Philippines 2015

Philippines

Carnet de reportage / Mindanao (5) Réfugiés

Un peu plus d’une centaine il y a deux semaines, ils sont aujourd’hui près de quatre cents indigènes manobos, hébergés sur le campus de l’UCCP Haran de Davao, et chaque jour amène son lot de nouveaux réfugiés fuyant leur village pour échapper aux harcèlement dont ils sont victimes de la part de l’armée et des groupes paramilitaires.

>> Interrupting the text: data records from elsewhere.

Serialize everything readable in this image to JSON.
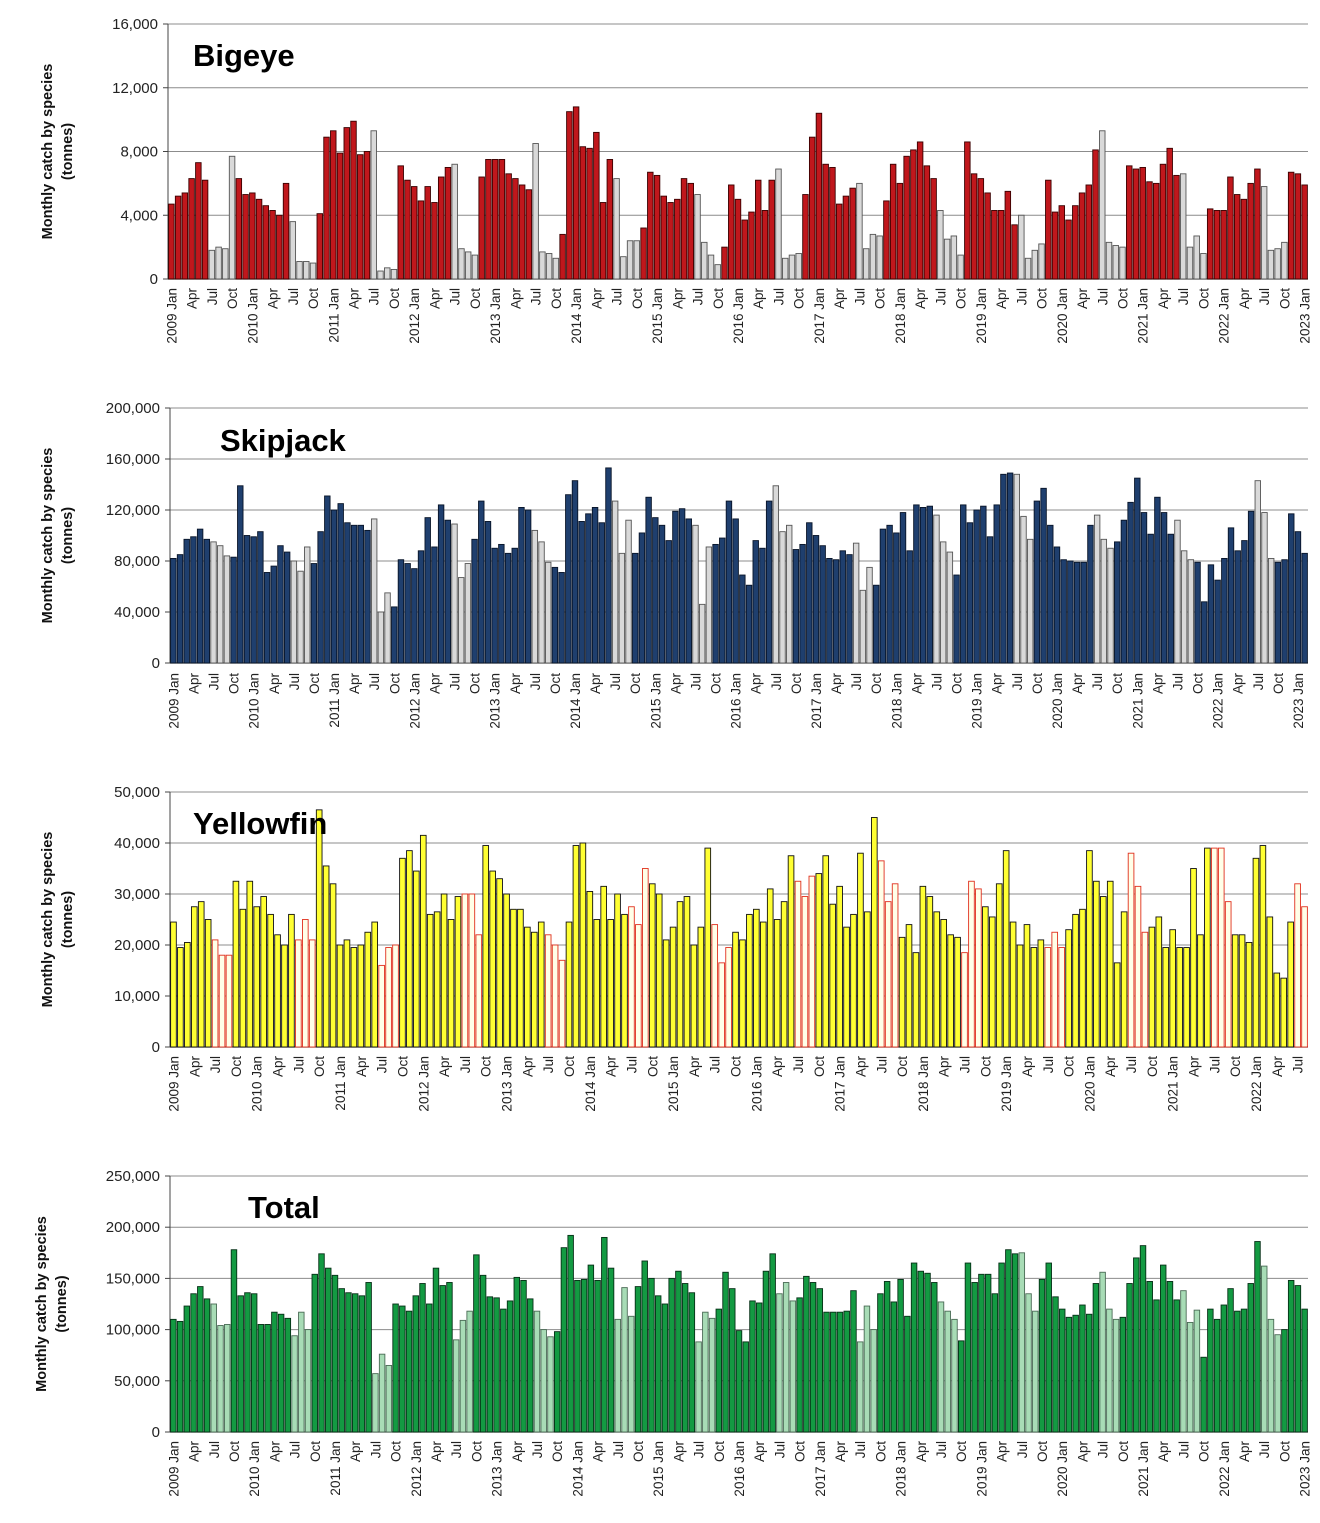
{
  "months_labels": [
    "Jan",
    "Apr",
    "Jul",
    "Oct"
  ],
  "start_year": 2009,
  "end_year": 2022,
  "chart_data": [
    {
      "type": "bar",
      "title": "Bigeye",
      "ylabel_line1": "Monthly catch by species",
      "ylabel_line2": "(tonnes)",
      "ylim": [
        0,
        16000
      ],
      "yticks": [
        "0",
        "4,000",
        "8,000",
        "12,000",
        "16,000"
      ],
      "ytick_values": [
        0,
        4000,
        8000,
        12000,
        16000
      ],
      "grid": true,
      "colors": {
        "main_fill": "#c0171c",
        "main_stroke": "#3a0000",
        "light_fill": "#d9d9d9",
        "light_stroke": "#555555"
      },
      "light_months": [
        6,
        7,
        8,
        9,
        18,
        19,
        20,
        21,
        30,
        31,
        32,
        33,
        42,
        43,
        44,
        45,
        54,
        55,
        56,
        57,
        66,
        67,
        68,
        69,
        78,
        79,
        80,
        81,
        90,
        91,
        92,
        93,
        102,
        103,
        104,
        105,
        114,
        115,
        116,
        117,
        126,
        127,
        128,
        129,
        138,
        139,
        140,
        141,
        150,
        151,
        152,
        153,
        162,
        163,
        164,
        165
      ],
      "values": [
        4700,
        5200,
        5400,
        6300,
        7300,
        6200,
        1800,
        2000,
        1900,
        7700,
        6300,
        5300,
        5400,
        5000,
        4600,
        4300,
        4000,
        6000,
        3600,
        1100,
        1100,
        1000,
        4100,
        8900,
        9300,
        7900,
        9500,
        9900,
        7800,
        8000,
        9300,
        500,
        700,
        600,
        7100,
        6200,
        5800,
        4900,
        5800,
        4800,
        6400,
        7000,
        7200,
        1900,
        1700,
        1500,
        6400,
        7500,
        7500,
        7500,
        6600,
        6300,
        5900,
        5600,
        8500,
        1700,
        1600,
        1300,
        2800,
        10500,
        10800,
        8300,
        8200,
        9200,
        4800,
        7500,
        6300,
        1400,
        2400,
        2400,
        3200,
        6700,
        6500,
        5200,
        4800,
        5000,
        6300,
        6000,
        5300,
        2300,
        1500,
        900,
        2000,
        5900,
        5000,
        3700,
        4200,
        6200,
        4300,
        6200,
        6900,
        1300,
        1500,
        1600,
        5300,
        8900,
        10400,
        7200,
        7000,
        4700,
        5200,
        5700,
        6000,
        1900,
        2800,
        2700,
        4900,
        7200,
        6000,
        7700,
        8100,
        8600,
        7100,
        6300,
        4300,
        2500,
        2700,
        1500,
        8600,
        6600,
        6300,
        5400,
        4300,
        4300,
        5500,
        3400,
        4000,
        1300,
        1800,
        2200,
        6200,
        4200,
        4600,
        3700,
        4600,
        5400,
        5900,
        8100,
        9300,
        2300,
        2100,
        2000,
        7100,
        6900,
        7000,
        6100,
        6000,
        7200,
        8200,
        6500,
        6600,
        2000,
        2700,
        1600,
        4400,
        4300,
        4300,
        6400,
        5300,
        5000,
        6000,
        6900,
        5800,
        1800,
        1900,
        2300,
        6700,
        6600,
        5900
      ]
    },
    {
      "type": "bar",
      "title": "Skipjack",
      "ylabel_line1": "Monthly catch by species",
      "ylabel_line2": "(tonnes)",
      "ylim": [
        0,
        200000
      ],
      "yticks": [
        "0",
        "40,000",
        "80,000",
        "120,000",
        "160,000",
        "200,000"
      ],
      "ytick_values": [
        0,
        40000,
        80000,
        120000,
        160000,
        200000
      ],
      "grid": true,
      "colors": {
        "main_fill": "#1f3f6e",
        "main_stroke": "#081428",
        "light_fill": "#d9d9d9",
        "light_stroke": "#555555"
      },
      "light_months": [
        6,
        7,
        8,
        18,
        19,
        20,
        30,
        31,
        32,
        42,
        43,
        44,
        54,
        55,
        56,
        66,
        67,
        68,
        78,
        79,
        80,
        90,
        91,
        92,
        102,
        103,
        104,
        114,
        115,
        116,
        126,
        127,
        128,
        138,
        139,
        140,
        150,
        151,
        152,
        162,
        163,
        164
      ],
      "values": [
        82000,
        85000,
        97000,
        99000,
        105000,
        97000,
        95000,
        92000,
        84000,
        83000,
        139000,
        100000,
        99000,
        103000,
        71000,
        76000,
        92000,
        87000,
        80000,
        72000,
        91000,
        78000,
        103000,
        131000,
        120000,
        125000,
        110000,
        108000,
        108000,
        104000,
        113000,
        40000,
        55000,
        44000,
        81000,
        78000,
        74000,
        88000,
        114000,
        91000,
        124000,
        112000,
        109000,
        67000,
        78000,
        97000,
        127000,
        111000,
        90000,
        93000,
        86000,
        90000,
        122000,
        120000,
        104000,
        95000,
        79000,
        75000,
        71000,
        132000,
        143000,
        111000,
        117000,
        122000,
        110000,
        153000,
        127000,
        86000,
        112000,
        86000,
        102000,
        130000,
        114000,
        108000,
        96000,
        119000,
        121000,
        113000,
        108000,
        46000,
        91000,
        93000,
        98000,
        127000,
        113000,
        69000,
        61000,
        96000,
        90000,
        127000,
        139000,
        103000,
        108000,
        89000,
        93000,
        110000,
        100000,
        92000,
        82000,
        81000,
        88000,
        85000,
        94000,
        57000,
        75000,
        61000,
        105000,
        108000,
        102000,
        118000,
        88000,
        124000,
        122000,
        123000,
        116000,
        95000,
        87000,
        69000,
        124000,
        110000,
        120000,
        123000,
        99000,
        124000,
        148000,
        149000,
        148000,
        115000,
        97000,
        127000,
        137000,
        108000,
        91000,
        81000,
        80000,
        79000,
        79000,
        108000,
        116000,
        97000,
        90000,
        95000,
        112000,
        126000,
        145000,
        118000,
        101000,
        130000,
        118000,
        101000,
        112000,
        88000,
        81000,
        79000,
        48000,
        77000,
        65000,
        82000,
        106000,
        88000,
        96000,
        119000,
        143000,
        118000,
        82000,
        79000,
        81000,
        117000,
        103000,
        86000
      ]
    },
    {
      "type": "bar",
      "title": "Yellowfin",
      "ylabel_line1": "Monthly catch by species",
      "ylabel_line2": "(tonnes)",
      "ylim": [
        0,
        50000
      ],
      "yticks": [
        "0",
        "10,000",
        "20,000",
        "30,000",
        "40,000",
        "50,000"
      ],
      "ytick_values": [
        0,
        10000,
        20000,
        30000,
        40000,
        50000
      ],
      "grid": true,
      "colors": {
        "main_fill": "#ffff33",
        "main_stroke": "#111111",
        "light_fill": "#ffffe8",
        "light_stroke": "#e0301e"
      },
      "light_months": [
        6,
        7,
        8,
        18,
        19,
        20,
        30,
        31,
        32,
        42,
        43,
        44,
        54,
        55,
        56,
        66,
        67,
        68,
        78,
        79,
        80,
        90,
        91,
        92,
        102,
        103,
        104,
        114,
        115,
        116,
        126,
        127,
        128,
        138,
        139,
        140,
        150,
        151,
        152,
        162,
        163,
        164
      ],
      "values": [
        24500,
        19500,
        20500,
        27500,
        28500,
        25000,
        21000,
        18000,
        18000,
        32500,
        27000,
        32500,
        27500,
        29500,
        26000,
        22000,
        20000,
        26000,
        21000,
        25000,
        21000,
        46500,
        35500,
        32000,
        20000,
        21000,
        19500,
        20000,
        22500,
        24500,
        16000,
        19500,
        20000,
        37000,
        38500,
        34500,
        41500,
        26000,
        26500,
        30000,
        25000,
        29500,
        30000,
        30000,
        22000,
        39500,
        34500,
        33000,
        30000,
        27000,
        27000,
        23500,
        22500,
        24500,
        22000,
        20000,
        17000,
        24500,
        39500,
        40000,
        30500,
        25000,
        31500,
        25000,
        30000,
        26000,
        27500,
        24000,
        35000,
        32000,
        30000,
        21000,
        23500,
        28500,
        29500,
        20000,
        23500,
        39000,
        24000,
        16500,
        19500,
        22500,
        21000,
        26000,
        27000,
        24500,
        31000,
        25000,
        28500,
        37500,
        32500,
        29500,
        33500,
        34000,
        37500,
        28000,
        31500,
        23500,
        26000,
        38000,
        26500,
        45000,
        36500,
        28500,
        32000,
        21500,
        24000,
        18500,
        31500,
        29500,
        26500,
        25000,
        22000,
        21500,
        18500,
        32500,
        31000,
        27500,
        25500,
        32000,
        38500,
        24500,
        20000,
        24000,
        19500,
        21000,
        19500,
        22500,
        19500,
        23000,
        26000,
        27000,
        38500,
        32500,
        29500,
        32500,
        16500,
        26500,
        38000,
        31500,
        22500,
        23500,
        25500,
        19500,
        23000,
        19500,
        19500,
        35000,
        22000,
        39000,
        39000,
        39000,
        28500,
        22000,
        22000,
        20500,
        37000,
        39500,
        25500,
        14500,
        13500,
        24500,
        32000,
        27500
      ]
    },
    {
      "type": "bar",
      "title": "Total",
      "ylabel_line1": "Monthly catch by species",
      "ylabel_line2": "(tonnes)",
      "ylim": [
        0,
        250000
      ],
      "yticks": [
        "0",
        "50,000",
        "100,000",
        "150,000",
        "200,000",
        "250,000"
      ],
      "ytick_values": [
        0,
        50000,
        100000,
        150000,
        200000,
        250000
      ],
      "grid": true,
      "colors": {
        "main_fill": "#139a42",
        "main_stroke": "#053016",
        "light_fill": "#a8dcb6",
        "light_stroke": "#4a6b55"
      },
      "light_months": [
        6,
        7,
        8,
        18,
        19,
        20,
        30,
        31,
        32,
        42,
        43,
        44,
        54,
        55,
        56,
        66,
        67,
        68,
        78,
        79,
        80,
        90,
        91,
        92,
        102,
        103,
        104,
        114,
        115,
        116,
        126,
        127,
        128,
        138,
        139,
        140,
        150,
        151,
        152,
        162,
        163,
        164
      ],
      "values": [
        110000,
        108000,
        123000,
        135000,
        142000,
        130000,
        125000,
        104000,
        105000,
        178000,
        133000,
        136000,
        135000,
        105000,
        105000,
        117000,
        115000,
        111000,
        94000,
        117000,
        100000,
        154000,
        174000,
        160000,
        153000,
        140000,
        136000,
        135000,
        133000,
        146000,
        57000,
        76000,
        65000,
        125000,
        123000,
        118000,
        133000,
        145000,
        125000,
        160000,
        143000,
        146000,
        90000,
        109000,
        118000,
        173000,
        153000,
        132000,
        131000,
        120000,
        128000,
        151000,
        148000,
        130000,
        118000,
        100000,
        93000,
        98000,
        180000,
        192000,
        148000,
        149000,
        163000,
        148000,
        190000,
        160000,
        110000,
        141000,
        113000,
        142000,
        167000,
        150000,
        133000,
        125000,
        150000,
        157000,
        145000,
        136000,
        88000,
        117000,
        111000,
        120000,
        156000,
        140000,
        99000,
        88000,
        128000,
        126000,
        157000,
        174000,
        135000,
        146000,
        128000,
        131000,
        152000,
        146000,
        140000,
        117000,
        117000,
        117000,
        118000,
        138000,
        88000,
        123000,
        100000,
        135000,
        147000,
        127000,
        149000,
        113000,
        165000,
        157000,
        155000,
        146000,
        127000,
        118000,
        110000,
        89000,
        165000,
        146000,
        154000,
        154000,
        135000,
        165000,
        178000,
        174000,
        175000,
        135000,
        118000,
        149000,
        165000,
        132000,
        120000,
        112000,
        114000,
        124000,
        115000,
        145000,
        156000,
        120000,
        110000,
        112000,
        145000,
        170000,
        182000,
        147000,
        129000,
        163000,
        147000,
        129000,
        138000,
        107000,
        119000,
        73000,
        120000,
        110000,
        124000,
        140000,
        118000,
        120000,
        145000,
        186000,
        162000,
        110000,
        95000,
        100000,
        148000,
        143000,
        120000
      ]
    }
  ]
}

Melvin Bontolan. « J’ai 19 ans. J’habite sitio Natolinan, barangay Palmahil, commune de Talaingod. C’est un hameau très isolé. Pas de jeepney, il faut prendre une moto et ça coûte 300 PHP (environ 6 euros). On cultive du maïs, du riz, on élève des poulets, des porcs. Il y a quelques jours, les militaires se sont installé dans la communauté. Ils entraient dans les maisons, faisaient sortir les habitants, fouillaient partout à la recherche d’armes, accusaient les gens d’être des NPA (guérilleros). Ils disaient que la terre était à eux, que nous n’avions pas de titre de propriété. Ils se sont établi dans l’école. Un matin, ils nous attrapé, mon copain Sammy et moi. Ils nous ont interrogé, nous ont accusé d’être des NPA. Ils ont tabassé Sammy. Moi, j’ai réussi à filer. Après ça, on a décidé de quitter le village. On a pris une moto jusqu’à Talaingod. On voulait dénoncer ce qui s’était passé, mais la police a refusé d’enregistrer notre plainte. On a continué jusqu’à Kapalong, et de là on a pris un bus pour Davao ».

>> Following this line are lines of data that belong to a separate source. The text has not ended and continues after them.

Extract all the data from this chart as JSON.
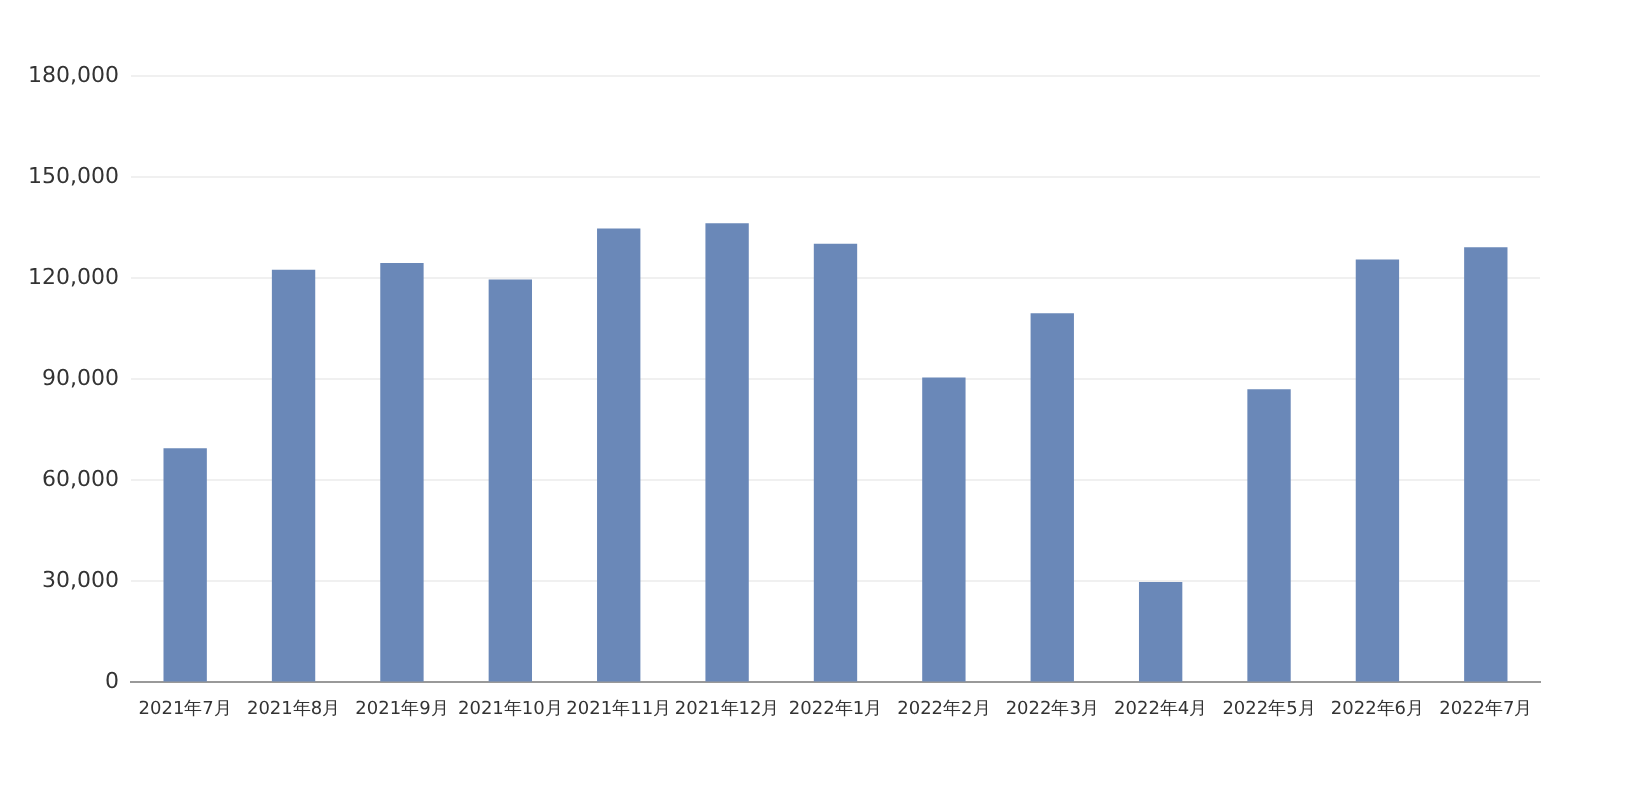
{
  "chart_data": {
    "type": "bar",
    "categories": [
      "2021年7月",
      "2021年8月",
      "2021年9月",
      "2021年10月",
      "2021年11月",
      "2021年12月",
      "2022年1月",
      "2022年2月",
      "2022年3月",
      "2022年4月",
      "2022年5月",
      "2022年6月",
      "2022年7月"
    ],
    "values": [
      69500,
      122500,
      124500,
      119600,
      134700,
      136300,
      130200,
      90500,
      109600,
      29800,
      87000,
      125500,
      129200
    ],
    "color": "#6a88b8",
    "ylim": [
      0,
      180000
    ],
    "yticks": [
      {
        "value": 0,
        "label": "0"
      },
      {
        "value": 30000,
        "label": "30,000"
      },
      {
        "value": 60000,
        "label": "60,000"
      },
      {
        "value": 90000,
        "label": "90,000"
      },
      {
        "value": 120000,
        "label": "120,000"
      },
      {
        "value": 150000,
        "label": "150,000"
      },
      {
        "value": 180000,
        "label": "180,000"
      }
    ],
    "grid": "y",
    "legend": false
  }
}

Iyay. « J’ai 31 ans. J’ai trois enfants. J’habite sitio Monkay, barangay Sagupitan, commune de Kapalong. Mon mari est un responsable du KMP (organisation paysanne), il a quitté le village en juillet dernier – il n’était pas en sécurité – et travaille à Davao. Les militaires m’ont interrogé à plusieurs reprises en demandant où se cachait mon mari. Ils sont particulièrement suspicieux avec les femmes seules. Ils pensent que notre mari est dans la montagne, avec la guérilla, Le mois dernier, j’ai quitté le village de nuit pour rejoindre mon mari, à Davao. Et y’a dix jours nous sommes venus ici, à l’UCCP Haran ».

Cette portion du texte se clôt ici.